“But as the theory of the laws is honorable to the humanity which has been able to grasp it, so the practical application of the laws has been most distressing, when, after the observance of them has been recommended, it is necessary to pass on to the punishments decreed for the offenses which violate them. The passions which self-interest unceasingly incites often necessitate this grievous extremity. Then we see men authorized by general consent to exercise an inflexible rigor upon their fellows. We hear justice pronounce sentences which would pass for cruel if they were not indispensable. It makes use of prisons, executioners, gallows. Liberty and even life become pledges [[13]]of which justice deprives men at pleasure when they abuse them. To make good the losses which the state suffers from the crimes that disturb it, it comes back upon the criminals, and consequently suffers almost equally from the crime and from the punishment.”[13]
VII.
P. H. D. d’Holbach.
In the third section of his “Système social”, under the heading, “The Influence of Government upon Morals”, Holbach, in treating of the causes of crime says among other things:
“In China they punish the mandarin in the department in which a great crime has been committed. A bad government has its own negligence or its own injustice to blame for the great number of malefactors who are found in a state. The multiplicity of criminals proclaims an administration as tyrannical and careless. The severity of taxes, the vexations and hardships inflicted by the rich and great multiply the number of the unfortunate, whom poverty often reduces to despair and who avail themselves of crime as the promptest means of escape from their condition. If wealth is the mother of vices, poverty is the mother of crimes. When a state is badly governed and wealth is too unequally divided, so that millions of men lack the necessaries of life, while a small number of citizens are surfeited with luxuries, there we commonly see a great number of criminals, whose number punishments do not diminish. If a government punishes the unfortunate it leaves undisturbed the vices that are leading the state to its ruin; it erects gibbets for the poor, whereas by bringing men to poverty it has itself made thieves, assassins, and criminals of every kind; it punishes crime, while it continually invites men to commit crime.”[14]
“The man who has no share in the wealth of the state is not held to society by any bond. How can we expect a crowd of unfortunates to whom we have given neither principles nor morals to remain quiet spectators of the abundance, the luxury, the unjustly acquired riches of so many corrupt individuals, who seem to insult the general poverty, and are only rarely disposed to relieve it? By what right can society punish the thieving servant who has been a witness of the unpunished robberies and extortions of his master, or has seen public thieves strutting along, enjoying the consideration of their [[14]]fellow citizens, and shamelessly displaying the fruits of their extortions under the very eyes of the heads of the state? How can we make the poor respect the property of others when they themselves have been the victims of the rapacity of the rich, or have seen the property of their fellow citizens snatched away by violence or fraud with impunity?
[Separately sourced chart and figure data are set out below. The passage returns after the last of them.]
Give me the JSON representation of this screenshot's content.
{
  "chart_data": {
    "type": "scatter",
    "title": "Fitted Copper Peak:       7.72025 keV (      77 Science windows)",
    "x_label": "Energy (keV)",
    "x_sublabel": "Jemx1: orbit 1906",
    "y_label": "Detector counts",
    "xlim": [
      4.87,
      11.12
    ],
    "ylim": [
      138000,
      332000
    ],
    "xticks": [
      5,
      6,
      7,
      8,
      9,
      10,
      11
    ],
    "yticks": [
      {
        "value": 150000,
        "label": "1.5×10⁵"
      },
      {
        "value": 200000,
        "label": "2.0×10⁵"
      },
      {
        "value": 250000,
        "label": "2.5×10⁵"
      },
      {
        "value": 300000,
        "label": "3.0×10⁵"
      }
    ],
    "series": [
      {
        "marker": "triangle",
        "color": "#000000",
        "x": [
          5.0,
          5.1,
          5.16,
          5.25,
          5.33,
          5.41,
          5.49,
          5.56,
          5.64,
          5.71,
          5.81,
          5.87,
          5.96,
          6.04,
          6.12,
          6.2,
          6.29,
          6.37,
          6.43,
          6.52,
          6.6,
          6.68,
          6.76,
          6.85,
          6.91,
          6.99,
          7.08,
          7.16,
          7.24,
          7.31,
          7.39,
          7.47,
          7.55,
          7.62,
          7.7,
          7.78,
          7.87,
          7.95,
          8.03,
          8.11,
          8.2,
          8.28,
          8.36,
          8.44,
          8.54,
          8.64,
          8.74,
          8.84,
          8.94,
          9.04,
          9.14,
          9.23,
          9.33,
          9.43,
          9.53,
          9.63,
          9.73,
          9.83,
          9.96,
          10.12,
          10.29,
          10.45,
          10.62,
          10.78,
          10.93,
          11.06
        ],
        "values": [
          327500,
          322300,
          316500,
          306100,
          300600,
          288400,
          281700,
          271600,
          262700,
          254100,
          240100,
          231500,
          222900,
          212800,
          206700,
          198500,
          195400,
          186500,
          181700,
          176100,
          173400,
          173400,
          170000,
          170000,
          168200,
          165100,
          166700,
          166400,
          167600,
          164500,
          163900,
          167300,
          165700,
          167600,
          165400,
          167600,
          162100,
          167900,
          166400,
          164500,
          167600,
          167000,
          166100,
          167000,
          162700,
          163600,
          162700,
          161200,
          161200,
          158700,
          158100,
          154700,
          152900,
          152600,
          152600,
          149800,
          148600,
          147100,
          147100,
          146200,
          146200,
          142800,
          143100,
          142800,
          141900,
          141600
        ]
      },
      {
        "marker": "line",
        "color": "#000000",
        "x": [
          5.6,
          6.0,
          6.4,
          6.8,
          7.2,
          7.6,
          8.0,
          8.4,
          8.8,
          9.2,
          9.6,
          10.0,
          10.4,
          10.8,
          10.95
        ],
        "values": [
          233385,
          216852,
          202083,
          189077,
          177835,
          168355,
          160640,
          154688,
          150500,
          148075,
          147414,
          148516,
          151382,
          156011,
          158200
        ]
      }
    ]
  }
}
Finally how can we successfully preach submission to men to whom everything proves that the laws, armed against themselves alone, are indulgent toward the great and happy, and are inexorable only for the unhappy and poor? ‘A man dies but once’ and the imagination of the criminal familiarizes itself little by little with the idea of the most cruel punishments. He ends by regarding them as a ‘mauvais quart d’heure’, and would as soon perish by the hand of the executioner as die of hunger, or even work all his life without reward.”[15]